It’s almost mid October and the high is still upper 80s today. Good thing I have a schankbier (tap beer literally) to sip on while waiting on the cold front to roll through tonight. It’s been brutally hot and humid to brew outside, but I’m glad I braved the heat and rain last weekend to brew this session beer. A quick history on the origin of schankbier, it was an old German federal beer tax category. The category was defined by the starting gravity between 7 and 8 degrees Plato wort. That translates to roughly 3% ABV beer.

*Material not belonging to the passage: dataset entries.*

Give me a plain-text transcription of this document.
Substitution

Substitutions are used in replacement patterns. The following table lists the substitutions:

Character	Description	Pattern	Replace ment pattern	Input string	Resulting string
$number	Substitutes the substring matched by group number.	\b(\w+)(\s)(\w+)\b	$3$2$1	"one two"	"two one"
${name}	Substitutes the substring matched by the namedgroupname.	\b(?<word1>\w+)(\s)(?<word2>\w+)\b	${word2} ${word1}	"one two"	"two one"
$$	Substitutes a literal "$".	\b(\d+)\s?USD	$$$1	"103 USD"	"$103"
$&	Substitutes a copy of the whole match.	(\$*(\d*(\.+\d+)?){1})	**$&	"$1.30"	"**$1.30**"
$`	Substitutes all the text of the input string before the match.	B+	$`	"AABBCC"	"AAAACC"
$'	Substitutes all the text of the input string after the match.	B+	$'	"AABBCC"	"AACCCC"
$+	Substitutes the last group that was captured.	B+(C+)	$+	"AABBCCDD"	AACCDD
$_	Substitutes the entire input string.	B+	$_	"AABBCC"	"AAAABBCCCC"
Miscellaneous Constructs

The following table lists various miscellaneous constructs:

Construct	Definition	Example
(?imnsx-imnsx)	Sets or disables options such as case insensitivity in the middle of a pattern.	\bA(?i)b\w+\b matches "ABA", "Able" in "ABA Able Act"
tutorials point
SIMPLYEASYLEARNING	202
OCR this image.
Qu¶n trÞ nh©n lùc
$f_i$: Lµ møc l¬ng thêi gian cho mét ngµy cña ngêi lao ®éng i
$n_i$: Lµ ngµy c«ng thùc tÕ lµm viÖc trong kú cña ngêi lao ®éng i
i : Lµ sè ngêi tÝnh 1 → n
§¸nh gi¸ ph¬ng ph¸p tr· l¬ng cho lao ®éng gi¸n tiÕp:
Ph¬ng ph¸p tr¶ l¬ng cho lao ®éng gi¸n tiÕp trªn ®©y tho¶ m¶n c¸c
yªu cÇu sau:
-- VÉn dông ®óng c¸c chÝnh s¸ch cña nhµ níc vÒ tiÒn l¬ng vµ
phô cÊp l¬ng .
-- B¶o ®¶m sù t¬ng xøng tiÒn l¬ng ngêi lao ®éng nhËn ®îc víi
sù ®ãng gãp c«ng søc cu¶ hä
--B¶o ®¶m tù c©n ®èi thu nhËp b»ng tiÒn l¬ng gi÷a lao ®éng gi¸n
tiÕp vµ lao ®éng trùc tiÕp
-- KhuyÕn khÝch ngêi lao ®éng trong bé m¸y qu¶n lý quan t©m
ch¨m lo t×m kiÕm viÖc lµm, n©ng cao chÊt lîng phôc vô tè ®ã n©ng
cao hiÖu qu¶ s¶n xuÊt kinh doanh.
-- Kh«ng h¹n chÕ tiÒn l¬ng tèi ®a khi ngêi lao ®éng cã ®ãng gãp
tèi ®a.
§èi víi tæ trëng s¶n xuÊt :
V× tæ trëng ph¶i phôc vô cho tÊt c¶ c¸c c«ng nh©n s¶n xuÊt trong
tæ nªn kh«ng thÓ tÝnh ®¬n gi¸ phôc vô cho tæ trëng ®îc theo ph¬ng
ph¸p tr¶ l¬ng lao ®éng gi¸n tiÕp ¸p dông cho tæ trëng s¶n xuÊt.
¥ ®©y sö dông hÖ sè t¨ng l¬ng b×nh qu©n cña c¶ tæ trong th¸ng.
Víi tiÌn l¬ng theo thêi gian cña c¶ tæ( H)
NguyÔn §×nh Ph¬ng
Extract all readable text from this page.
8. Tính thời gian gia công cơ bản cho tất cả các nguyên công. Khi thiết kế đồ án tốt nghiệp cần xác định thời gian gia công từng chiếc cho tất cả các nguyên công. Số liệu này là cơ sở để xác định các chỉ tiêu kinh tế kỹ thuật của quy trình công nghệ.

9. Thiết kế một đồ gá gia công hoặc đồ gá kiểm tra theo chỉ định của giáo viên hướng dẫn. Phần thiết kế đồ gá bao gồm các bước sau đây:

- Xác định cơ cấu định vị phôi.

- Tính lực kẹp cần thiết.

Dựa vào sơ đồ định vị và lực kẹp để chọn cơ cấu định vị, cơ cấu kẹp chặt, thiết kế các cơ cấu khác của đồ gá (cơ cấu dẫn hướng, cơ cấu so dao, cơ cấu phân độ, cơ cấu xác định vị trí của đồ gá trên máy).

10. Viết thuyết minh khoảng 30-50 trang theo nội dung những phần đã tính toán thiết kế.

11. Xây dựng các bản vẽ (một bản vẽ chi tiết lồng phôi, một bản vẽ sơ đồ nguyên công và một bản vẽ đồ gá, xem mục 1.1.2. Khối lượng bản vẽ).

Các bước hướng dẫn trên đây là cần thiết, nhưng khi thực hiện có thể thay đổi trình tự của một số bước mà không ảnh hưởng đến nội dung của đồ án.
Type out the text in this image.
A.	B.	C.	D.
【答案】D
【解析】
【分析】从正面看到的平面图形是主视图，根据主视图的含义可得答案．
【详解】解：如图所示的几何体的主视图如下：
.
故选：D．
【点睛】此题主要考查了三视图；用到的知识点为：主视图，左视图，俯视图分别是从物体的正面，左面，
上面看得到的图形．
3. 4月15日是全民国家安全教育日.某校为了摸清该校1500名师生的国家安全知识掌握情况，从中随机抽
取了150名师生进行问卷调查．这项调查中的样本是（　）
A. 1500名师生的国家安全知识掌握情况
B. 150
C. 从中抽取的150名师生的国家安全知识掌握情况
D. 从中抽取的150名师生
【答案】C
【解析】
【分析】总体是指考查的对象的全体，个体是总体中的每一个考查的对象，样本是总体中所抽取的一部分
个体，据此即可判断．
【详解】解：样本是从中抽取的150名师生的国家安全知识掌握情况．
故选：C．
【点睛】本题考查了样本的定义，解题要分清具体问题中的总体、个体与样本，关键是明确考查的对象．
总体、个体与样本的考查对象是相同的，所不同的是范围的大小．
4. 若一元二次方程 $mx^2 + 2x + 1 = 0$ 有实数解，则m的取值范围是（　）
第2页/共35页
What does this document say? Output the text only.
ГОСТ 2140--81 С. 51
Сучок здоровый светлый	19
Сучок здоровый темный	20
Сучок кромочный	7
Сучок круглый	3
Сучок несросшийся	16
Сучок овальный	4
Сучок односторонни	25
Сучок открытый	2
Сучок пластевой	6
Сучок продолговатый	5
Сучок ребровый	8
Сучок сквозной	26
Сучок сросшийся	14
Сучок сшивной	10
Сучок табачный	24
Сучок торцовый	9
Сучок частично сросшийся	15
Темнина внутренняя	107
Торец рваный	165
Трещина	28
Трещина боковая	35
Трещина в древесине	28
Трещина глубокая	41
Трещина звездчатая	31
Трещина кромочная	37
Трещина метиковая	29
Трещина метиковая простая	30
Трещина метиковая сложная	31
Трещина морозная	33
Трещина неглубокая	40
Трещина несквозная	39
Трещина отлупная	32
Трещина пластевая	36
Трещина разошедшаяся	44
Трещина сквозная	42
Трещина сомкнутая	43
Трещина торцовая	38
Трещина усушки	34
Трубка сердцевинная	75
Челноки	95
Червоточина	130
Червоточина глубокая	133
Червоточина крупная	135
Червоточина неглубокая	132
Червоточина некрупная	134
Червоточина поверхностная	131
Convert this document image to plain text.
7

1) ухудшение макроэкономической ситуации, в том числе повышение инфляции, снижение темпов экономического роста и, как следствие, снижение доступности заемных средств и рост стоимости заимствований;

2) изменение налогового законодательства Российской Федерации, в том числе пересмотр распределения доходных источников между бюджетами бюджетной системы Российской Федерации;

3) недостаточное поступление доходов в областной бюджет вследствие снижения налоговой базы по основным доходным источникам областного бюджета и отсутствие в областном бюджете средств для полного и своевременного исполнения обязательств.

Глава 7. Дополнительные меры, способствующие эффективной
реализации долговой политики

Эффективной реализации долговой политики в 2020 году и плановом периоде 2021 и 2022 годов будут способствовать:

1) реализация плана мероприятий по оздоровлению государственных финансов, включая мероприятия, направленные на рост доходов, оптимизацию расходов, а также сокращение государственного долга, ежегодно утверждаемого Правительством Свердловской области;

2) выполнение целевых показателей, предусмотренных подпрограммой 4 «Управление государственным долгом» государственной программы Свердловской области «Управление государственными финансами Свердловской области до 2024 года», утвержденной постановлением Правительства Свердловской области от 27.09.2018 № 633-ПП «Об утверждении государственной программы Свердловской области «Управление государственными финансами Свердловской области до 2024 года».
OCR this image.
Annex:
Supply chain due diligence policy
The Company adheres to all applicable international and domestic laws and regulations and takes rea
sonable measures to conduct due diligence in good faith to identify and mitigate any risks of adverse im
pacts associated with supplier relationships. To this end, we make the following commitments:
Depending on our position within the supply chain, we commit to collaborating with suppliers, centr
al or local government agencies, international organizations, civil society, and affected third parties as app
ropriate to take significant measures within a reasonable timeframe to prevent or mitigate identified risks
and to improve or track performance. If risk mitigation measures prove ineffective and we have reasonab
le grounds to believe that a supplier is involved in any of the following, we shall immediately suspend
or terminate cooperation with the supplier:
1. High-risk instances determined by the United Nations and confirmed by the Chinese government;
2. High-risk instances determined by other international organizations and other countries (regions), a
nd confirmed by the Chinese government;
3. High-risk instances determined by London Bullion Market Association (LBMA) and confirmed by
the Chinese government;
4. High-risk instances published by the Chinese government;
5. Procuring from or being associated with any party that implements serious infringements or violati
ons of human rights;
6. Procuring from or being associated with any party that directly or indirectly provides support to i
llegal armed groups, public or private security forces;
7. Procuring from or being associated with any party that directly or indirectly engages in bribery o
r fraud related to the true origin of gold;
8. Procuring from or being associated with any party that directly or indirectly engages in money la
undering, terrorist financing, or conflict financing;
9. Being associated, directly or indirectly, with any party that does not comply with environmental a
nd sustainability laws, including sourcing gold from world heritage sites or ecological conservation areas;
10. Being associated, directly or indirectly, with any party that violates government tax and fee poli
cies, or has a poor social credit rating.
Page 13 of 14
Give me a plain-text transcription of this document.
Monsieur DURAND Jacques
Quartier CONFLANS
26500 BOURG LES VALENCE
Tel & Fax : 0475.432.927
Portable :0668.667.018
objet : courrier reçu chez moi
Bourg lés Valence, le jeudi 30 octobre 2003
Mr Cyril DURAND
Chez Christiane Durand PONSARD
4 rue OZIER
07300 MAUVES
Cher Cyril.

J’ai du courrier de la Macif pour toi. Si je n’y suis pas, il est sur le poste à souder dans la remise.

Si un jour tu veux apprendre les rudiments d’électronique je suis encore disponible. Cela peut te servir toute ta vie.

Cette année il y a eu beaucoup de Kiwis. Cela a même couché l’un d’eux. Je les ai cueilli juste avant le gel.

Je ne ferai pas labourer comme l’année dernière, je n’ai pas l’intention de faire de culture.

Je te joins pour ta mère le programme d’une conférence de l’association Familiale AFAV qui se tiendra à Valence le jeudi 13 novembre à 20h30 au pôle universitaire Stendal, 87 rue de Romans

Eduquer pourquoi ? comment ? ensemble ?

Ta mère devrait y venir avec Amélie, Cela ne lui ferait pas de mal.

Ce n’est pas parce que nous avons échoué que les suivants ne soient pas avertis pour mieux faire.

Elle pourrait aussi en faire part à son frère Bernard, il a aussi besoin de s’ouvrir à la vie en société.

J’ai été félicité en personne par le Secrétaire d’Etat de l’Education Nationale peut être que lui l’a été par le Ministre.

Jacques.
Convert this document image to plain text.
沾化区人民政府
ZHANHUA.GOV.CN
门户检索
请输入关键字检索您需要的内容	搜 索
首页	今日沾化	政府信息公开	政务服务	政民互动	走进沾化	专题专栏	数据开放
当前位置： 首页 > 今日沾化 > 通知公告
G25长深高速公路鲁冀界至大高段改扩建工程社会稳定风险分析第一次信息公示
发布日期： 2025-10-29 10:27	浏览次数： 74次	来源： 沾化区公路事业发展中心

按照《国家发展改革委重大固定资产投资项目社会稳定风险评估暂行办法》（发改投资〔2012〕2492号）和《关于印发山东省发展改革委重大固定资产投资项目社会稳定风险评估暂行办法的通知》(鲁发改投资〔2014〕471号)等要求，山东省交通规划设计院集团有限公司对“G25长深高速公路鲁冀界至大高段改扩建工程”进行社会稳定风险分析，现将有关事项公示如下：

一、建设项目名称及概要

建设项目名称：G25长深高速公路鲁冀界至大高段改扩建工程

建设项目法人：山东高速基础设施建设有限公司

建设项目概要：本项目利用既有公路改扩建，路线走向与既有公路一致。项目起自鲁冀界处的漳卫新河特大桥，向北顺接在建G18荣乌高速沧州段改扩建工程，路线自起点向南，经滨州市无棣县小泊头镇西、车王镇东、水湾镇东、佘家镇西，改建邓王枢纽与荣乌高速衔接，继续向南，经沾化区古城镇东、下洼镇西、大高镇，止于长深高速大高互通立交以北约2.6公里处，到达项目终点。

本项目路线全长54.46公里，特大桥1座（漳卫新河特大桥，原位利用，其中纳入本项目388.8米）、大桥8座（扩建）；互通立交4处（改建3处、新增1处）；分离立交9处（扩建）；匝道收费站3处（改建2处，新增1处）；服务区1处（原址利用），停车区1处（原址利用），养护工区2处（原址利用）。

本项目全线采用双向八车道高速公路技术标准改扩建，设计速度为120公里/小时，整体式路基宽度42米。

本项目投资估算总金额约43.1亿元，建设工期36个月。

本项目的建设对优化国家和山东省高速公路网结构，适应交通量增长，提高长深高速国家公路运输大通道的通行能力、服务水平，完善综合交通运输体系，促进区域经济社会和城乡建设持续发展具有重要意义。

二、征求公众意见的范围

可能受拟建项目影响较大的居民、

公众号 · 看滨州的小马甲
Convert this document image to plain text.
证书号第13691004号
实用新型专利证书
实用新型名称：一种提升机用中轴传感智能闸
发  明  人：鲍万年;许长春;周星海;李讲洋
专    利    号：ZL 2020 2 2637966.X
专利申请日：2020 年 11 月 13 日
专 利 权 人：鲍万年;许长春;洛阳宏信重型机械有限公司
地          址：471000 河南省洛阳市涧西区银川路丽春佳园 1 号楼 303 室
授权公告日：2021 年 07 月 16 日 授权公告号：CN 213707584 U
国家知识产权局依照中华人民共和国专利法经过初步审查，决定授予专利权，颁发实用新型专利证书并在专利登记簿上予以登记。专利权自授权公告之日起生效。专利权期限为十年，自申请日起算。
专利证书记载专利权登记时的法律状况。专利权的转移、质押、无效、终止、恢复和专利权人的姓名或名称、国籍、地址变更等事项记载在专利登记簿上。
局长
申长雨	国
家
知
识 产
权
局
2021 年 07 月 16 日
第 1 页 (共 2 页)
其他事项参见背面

The grain bill is very simple, 50% floor malted bohemian pilsner and 50% floor malted bohemian dark, mash rests at 148 and 156 deg F, aiming for 1.032 OG, about 25 IBU, with Liberty and Saaz hops, 60/15/flameout additions. Cool to 95 deg F and pitch Voss kveik. I have been having low attenuation issues with Voss kveik fermenting low gravity wort (seems to always stall at about 50 to 60% apparent attenuation, not sure why), so I saved some wort from the first 148 deg F rest and pitch it into the fermenter. I wanted to test if the alpha/beta amylase would help with the attenuation. I went along the line of how amyloglucosidase (AMG) is used to dry out brut ipa. I asked my cousin, who is a chemist in the food industry, if alpha/beta amylase are part of AMG. The answer is yes, AMG is just a generic term. So there you go, you brut ipa brewers, you don’t need to buy the enzyme, you just save some wort from your mash! That way you can brag about brewing your brut ipa in strict accordance to the reinheitsgebot.
This beer gotta be the fastest grain to glass beer that I’ve ever made. I measured the gravity a day after pitching and it was at 1.008! I kegged the beer and force carbed. I’m drinking it now on day 3! I actually did a 10 gal split batch and pitched the other 5 gal with WY3711. The airlock activity is just slowing down as I type this blog now.
So here you go, a partially carbonated grain to glass day #3 beer! (Could have been day #2 beer if I were to tap it yesterday!)